Sunday, October 26, 2014

Jane Austen and wildfire?

Interesting stream of thought after returning from the 2014 annual meeting of the Geological Society of America: was relaxing at home late Thursday afternoon and caught the end of one of my favorite movies, the rather esoteric chick flick, The Jane Austen Book Club. Set in California and filmed in southern California, their last book club meeting, discussing Persuasion, was at a rocky beach, typical of many along the Pacific US coast. Besides the intensely deep blue color of Pacific water, these beaches descending from the rugged coastline are different from the wide sandy beaches I have lived near most of my life on the US Atlantic passive-margin coastal plain from New York south to Florida.

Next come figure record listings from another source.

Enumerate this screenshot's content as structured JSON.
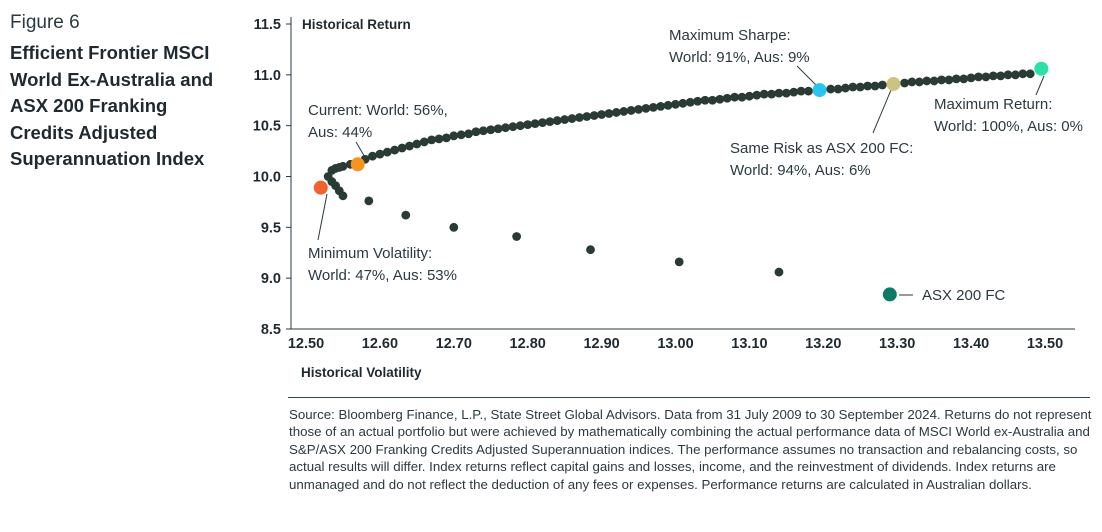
{
  "figure": {
    "label": "Figure 6",
    "title": "Efficient Frontier MSCI World Ex-Australia and ASX 200 Franking Credits Adjusted Superannuation Index"
  },
  "chart_data": {
    "type": "scatter",
    "xlabel": "Historical Volatility",
    "ylabel": "Historical Return",
    "xlim": [
      12.5,
      13.5
    ],
    "ylim": [
      8.5,
      11.5
    ],
    "xticks": [
      "12.50",
      "12.60",
      "12.70",
      "12.80",
      "12.90",
      "13.00",
      "13.10",
      "13.20",
      "13.30",
      "13.40",
      "13.50"
    ],
    "yticks": [
      "8.5",
      "9.0",
      "9.5",
      "10.0",
      "10.5",
      "11.0",
      "11.5"
    ],
    "grid": false,
    "frontier_color": "#2a3b34",
    "series": [
      {
        "role": "frontier",
        "x": [
          12.535,
          12.54,
          12.545,
          12.55,
          12.56,
          12.57,
          12.58,
          12.59,
          12.6,
          12.61,
          12.62,
          12.63,
          12.64,
          12.65,
          12.66,
          12.67,
          12.68,
          12.69,
          12.7,
          12.71,
          12.72,
          12.73,
          12.74,
          12.75,
          12.76,
          12.77,
          12.78,
          12.79,
          12.8,
          12.81,
          12.82,
          12.83,
          12.84,
          12.85,
          12.86,
          12.87,
          12.88,
          12.89,
          12.9,
          12.91,
          12.92,
          12.93,
          12.94,
          12.95,
          12.96,
          12.97,
          12.98,
          12.99,
          13.0,
          13.01,
          13.02,
          13.03,
          13.04,
          13.05,
          13.06,
          13.07,
          13.08,
          13.09,
          13.1,
          13.11,
          13.12,
          13.13,
          13.14,
          13.15,
          13.16,
          13.17,
          13.18,
          13.21,
          13.22,
          13.23,
          13.24,
          13.25,
          13.26,
          13.27,
          13.28,
          13.31,
          13.32,
          13.33,
          13.34,
          13.35,
          13.36,
          13.37,
          13.38,
          13.39,
          13.4,
          13.41,
          13.42,
          13.43,
          13.44,
          13.45,
          13.46,
          13.47,
          13.48
        ],
        "y": [
          10.06,
          10.08,
          10.09,
          10.1,
          10.12,
          10.14,
          10.17,
          10.2,
          10.22,
          10.24,
          10.26,
          10.28,
          10.3,
          10.32,
          10.34,
          10.36,
          10.37,
          10.38,
          10.4,
          10.41,
          10.42,
          10.44,
          10.45,
          10.46,
          10.47,
          10.48,
          10.49,
          10.5,
          10.51,
          10.52,
          10.53,
          10.54,
          10.55,
          10.56,
          10.57,
          10.58,
          10.59,
          10.6,
          10.61,
          10.62,
          10.63,
          10.64,
          10.65,
          10.66,
          10.67,
          10.68,
          10.69,
          10.7,
          10.71,
          10.72,
          10.73,
          10.74,
          10.75,
          10.75,
          10.76,
          10.77,
          10.78,
          10.78,
          10.79,
          10.8,
          10.81,
          10.81,
          10.82,
          10.82,
          10.83,
          10.84,
          10.84,
          10.86,
          10.86,
          10.87,
          10.88,
          10.88,
          10.89,
          10.89,
          10.9,
          10.92,
          10.93,
          10.93,
          10.94,
          10.94,
          10.95,
          10.95,
          10.96,
          10.96,
          10.97,
          10.98,
          10.98,
          10.99,
          10.99,
          11.0,
          11.0,
          11.01,
          11.01
        ]
      },
      {
        "role": "inefficient",
        "x": [
          12.53,
          12.535,
          12.54,
          12.545,
          12.55,
          12.585,
          12.635,
          12.7,
          12.785,
          12.885,
          13.005,
          13.14
        ],
        "y": [
          10.0,
          9.95,
          9.91,
          9.86,
          9.81,
          9.76,
          9.62,
          9.5,
          9.41,
          9.28,
          9.16,
          9.06
        ]
      }
    ],
    "highlights": [
      {
        "name": "Minimum Volatility",
        "x": 12.52,
        "y": 9.89,
        "color": "#f2622e",
        "label_lines": [
          "Minimum Volatility:",
          "World: 47%, Aus: 53%"
        ]
      },
      {
        "name": "Current",
        "x": 12.57,
        "y": 10.12,
        "color": "#f7941e",
        "label_lines": [
          "Current: World: 56%,",
          "Aus: 44%"
        ]
      },
      {
        "name": "Maximum Sharpe",
        "x": 13.195,
        "y": 10.85,
        "color": "#29c4ef",
        "label_lines": [
          "Maximum Sharpe:",
          "World: 91%, Aus: 9%"
        ]
      },
      {
        "name": "Same Risk as ASX 200 FC",
        "x": 13.295,
        "y": 10.91,
        "color": "#cdc281",
        "label_lines": [
          "Same Risk as ASX 200 FC:",
          "World: 94%, Aus: 6%"
        ]
      },
      {
        "name": "Maximum Return",
        "x": 13.495,
        "y": 11.06,
        "color": "#2de0a8",
        "label_lines": [
          "Maximum Return:",
          "World: 100%, Aus: 0%"
        ]
      },
      {
        "name": "ASX 200 FC",
        "x": 13.29,
        "y": 8.84,
        "color": "#0f7a66",
        "label_lines": [
          "ASX 200 FC"
        ]
      }
    ]
  },
  "footnote": "Source: Bloomberg Finance, L.P., State Street Global Advisors. Data from 31 July 2009 to 30 September 2024. Returns do not represent those of an actual portfolio but were achieved by mathematically combining the actual performance data of MSCI World ex-Australia and S&P/ASX 200 Franking Credits Adjusted Superannuation indices. The performance assumes no transaction and rebalancing costs, so actual results will differ. Index returns reflect capital gains and losses, income, and the reinvestment of dividends. Index returns are unmanaged and do not reflect the deduction of any fees or expenses. Performance returns are calculated in Australian dollars."
}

I was reminded of beaches like this in Oregon, with Haystack Hill, which was one my husband and I stopped at while driving down Pacific coastal highways from Seattle to Los Angeles in 2012.
The Oregon beach, like several others we saw, was pebbly, like the movie's 'Persuasion' beach; this Oregon one was so consistent in pebble size and color, I used it as my iPhone home screen wallpaper for a while. But thinking about that beach, led me mentally to the coastal redwood state and national parks we visited farther south in northern California during that trip.
I was fascinated by the not infrequent fire scarring on the redwoods, here from Jedediah Smith Redwoods State Park ( I was intrigued enough to take several burn scar photos). Redwoods can survive ground fires, even with obvious burning, although decay associated with scars can be a problem in recovery.
A number of trees have these fire cavities. A good explanation of these can be found at Once fire starts burning the more resistant sapwood inside, fire temperature and intensity can increase and seriously threaten survival of the tree. The Coast Redwood Ecology and Management website, a consortium of private institutions and government agencies, also has case studies of individual modern fires among redwoods (

Giant redwoods, a coastal tree, are a different species from the giant sequoia, which are also only found in California but at higher inland elevations. A number of studies of fire history and sequoia have been done by Thomas Swetnam (including "Fire history and climate change in giant sequoia groves" Science, v. 262, 1993), who has collaborated with, among others, Andrew Scott, mentioned in previous blogs.

In coals and organic-bearing sediments, examples of the incomplete burning of wood during wildfires millions of years ago can also be found. Under the microscope, particles are occasionally seen that show the transition from very burned to less charred wood. Fusinite, a highly reflecting inertinite maceral (see first blog entry) frequently showing the skeletal structure of charred wood or charcoal, may visibly transition to semi-fusinite, a less-reflecting maceral, but possibly still having a porous skeletal structure. Rarely, vitrinite, the maceral of uncombusted wood, may even be present showing a complete sequence from charred to unaffected.